To graph a single channel of data, each file is complete. Just script gnuplot, point it to the .tmp file and run. But to graph multiple channels on the same graph, so as to show, say temperature and wind versus echolocation calls, I need to put the relevant files back together again. Gnuplot expects each data series to be grouped together in a single input file, so concatenating the individual channel files back together provides the needed input. Each data series is separated in gnuplot's input file by two blank lines. Hence this odd-looking code:



echo >>$1_1.DAT
echo >>$1_1.DAT
echo >>$1_2.DAT
echo >>$1_2.DAT

echo >>$1_5.DAT
echo >>$1_5.DAT


This just appends two newline characters to each channel file.



cat $1_1.DAT $1_2.DAT $1_3.DAT $1_4.DAT $1_5.DAT $1_6.DAT >$1_all.DAT


The result of this command is a single output file that consists of 20090225_1.tmp with 20090225_2.tmp, 20090225_3.tmp and so forth appended.

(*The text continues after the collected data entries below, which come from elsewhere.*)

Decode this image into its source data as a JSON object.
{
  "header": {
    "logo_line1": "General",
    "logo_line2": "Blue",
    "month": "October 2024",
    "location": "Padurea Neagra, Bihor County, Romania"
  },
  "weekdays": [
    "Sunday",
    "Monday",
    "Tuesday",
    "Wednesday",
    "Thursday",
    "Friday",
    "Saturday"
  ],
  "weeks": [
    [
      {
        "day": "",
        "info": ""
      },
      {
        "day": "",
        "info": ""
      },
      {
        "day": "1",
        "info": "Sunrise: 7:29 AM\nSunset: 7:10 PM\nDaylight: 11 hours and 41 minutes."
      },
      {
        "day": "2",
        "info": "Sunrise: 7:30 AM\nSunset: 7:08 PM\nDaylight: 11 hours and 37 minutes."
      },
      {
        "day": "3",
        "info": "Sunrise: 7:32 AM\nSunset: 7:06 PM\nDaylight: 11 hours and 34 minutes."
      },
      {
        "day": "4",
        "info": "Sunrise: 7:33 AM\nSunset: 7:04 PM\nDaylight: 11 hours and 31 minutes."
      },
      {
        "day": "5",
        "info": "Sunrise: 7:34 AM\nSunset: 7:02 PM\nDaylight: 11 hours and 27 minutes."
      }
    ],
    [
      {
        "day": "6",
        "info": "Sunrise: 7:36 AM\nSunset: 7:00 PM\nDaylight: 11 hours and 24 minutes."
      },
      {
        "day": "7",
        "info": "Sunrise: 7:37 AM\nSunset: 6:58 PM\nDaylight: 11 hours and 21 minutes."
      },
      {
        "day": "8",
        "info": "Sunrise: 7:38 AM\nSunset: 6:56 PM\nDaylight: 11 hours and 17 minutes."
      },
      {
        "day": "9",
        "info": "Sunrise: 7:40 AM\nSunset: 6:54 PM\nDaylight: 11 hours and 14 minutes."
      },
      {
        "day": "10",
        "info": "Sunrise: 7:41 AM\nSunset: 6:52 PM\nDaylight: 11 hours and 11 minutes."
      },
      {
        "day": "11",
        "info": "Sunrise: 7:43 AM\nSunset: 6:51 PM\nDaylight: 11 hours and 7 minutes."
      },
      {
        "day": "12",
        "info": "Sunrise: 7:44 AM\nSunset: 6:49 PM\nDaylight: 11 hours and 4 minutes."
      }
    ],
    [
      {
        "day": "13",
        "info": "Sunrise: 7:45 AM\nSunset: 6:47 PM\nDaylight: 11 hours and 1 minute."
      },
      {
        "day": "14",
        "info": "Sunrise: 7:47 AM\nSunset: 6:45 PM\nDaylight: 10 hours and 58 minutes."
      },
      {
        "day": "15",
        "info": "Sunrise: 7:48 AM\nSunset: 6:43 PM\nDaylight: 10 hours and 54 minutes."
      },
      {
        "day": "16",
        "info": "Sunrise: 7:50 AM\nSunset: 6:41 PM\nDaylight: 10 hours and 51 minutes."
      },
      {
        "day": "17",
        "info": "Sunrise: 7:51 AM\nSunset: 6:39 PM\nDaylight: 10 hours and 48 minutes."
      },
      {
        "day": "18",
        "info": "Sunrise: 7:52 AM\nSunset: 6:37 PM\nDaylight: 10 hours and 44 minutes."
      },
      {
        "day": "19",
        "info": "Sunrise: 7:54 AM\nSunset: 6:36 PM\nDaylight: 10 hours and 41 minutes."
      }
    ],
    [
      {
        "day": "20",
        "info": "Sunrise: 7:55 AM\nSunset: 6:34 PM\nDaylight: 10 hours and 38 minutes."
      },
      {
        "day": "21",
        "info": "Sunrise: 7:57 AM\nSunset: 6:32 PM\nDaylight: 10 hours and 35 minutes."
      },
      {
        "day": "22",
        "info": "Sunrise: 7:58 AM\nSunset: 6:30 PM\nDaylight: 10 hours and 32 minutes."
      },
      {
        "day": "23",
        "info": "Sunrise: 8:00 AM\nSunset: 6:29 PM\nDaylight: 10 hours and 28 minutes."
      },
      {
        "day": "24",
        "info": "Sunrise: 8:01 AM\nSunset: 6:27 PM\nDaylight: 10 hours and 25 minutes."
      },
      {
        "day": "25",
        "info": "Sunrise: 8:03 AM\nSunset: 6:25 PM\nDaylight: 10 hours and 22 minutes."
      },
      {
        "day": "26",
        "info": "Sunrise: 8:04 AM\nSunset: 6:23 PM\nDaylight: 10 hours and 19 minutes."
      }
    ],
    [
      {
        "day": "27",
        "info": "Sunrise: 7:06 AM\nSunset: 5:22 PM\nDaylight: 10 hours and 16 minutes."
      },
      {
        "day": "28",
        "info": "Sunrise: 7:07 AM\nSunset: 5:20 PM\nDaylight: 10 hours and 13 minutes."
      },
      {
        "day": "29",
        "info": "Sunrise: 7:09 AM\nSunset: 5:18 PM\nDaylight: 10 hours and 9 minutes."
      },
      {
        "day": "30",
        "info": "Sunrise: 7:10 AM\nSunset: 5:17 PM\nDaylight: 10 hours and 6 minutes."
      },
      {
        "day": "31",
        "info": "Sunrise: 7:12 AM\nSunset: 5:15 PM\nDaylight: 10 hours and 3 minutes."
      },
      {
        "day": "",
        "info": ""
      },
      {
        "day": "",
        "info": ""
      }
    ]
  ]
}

This is the data file for gnuplot.



gnuplot -background black gnuplot_20090225.plt


At long last we're ready to run the gnuplot script. Here it is:



# Draw bat graphs
set terminal png x000000 xFFFFFF x404040 xffa500 x66cdaa x9500d3
set output './plot/20090225_plot.png'
set datafile separator ","
set xdata time
# Use this format for the data as spat out by the logger, with the hyphen
# between the date and the time.
set timefmt "%m/%d/%Y - %H:%M:%S"
set title "Bat echolocation calls, Temperature and Wind Gusts, beginning 20090225"
#set xtics 1000000
#set ytics 0, 100
#set y2tics 0, 100
set ylabel "Calls"
set y2label "Temp"
unset key
set format x "%H"
set yrange [0:1000]
set y2range [2000:4000]
plot '20090225_all.DAT' index 0 using 2:3 smooth frequency axis x1y1, \
'20090225_all.DAT' index 2 using 2:( 10240 - $3 ) smooth frequency axis x1y2, \
'20090225_all.DAT' index 1 using 2:($3 * 100 ) axis x1y1 ;


Now it took me quite a while, and a lot of peeks at the web to set this up, but the beauty of the system is that I can produce today's graph with a single bash command. Notice that the output terminal is set to “png” in the second line, so gnuplot draws the graph in 20090225_plot.png.

The result is a graph like this:


The main things I learned from this whole exercise were:

1.Script everything or drown in data from your automation.

2.Clean the data, and remove errors and outliers, before they mess up your graphs and analysis.

3.The simplest tools are the best. It's amazing what you can do in a shell script and with awk.

4.Create output files in ascii and use simple delimited formats. Yes it takes up a bit more space than some obtuse binary format, but it facilitates using simple tools and makes the observations easy to view, sanity-check and edit.


I'll post more information about the bat logger in the future.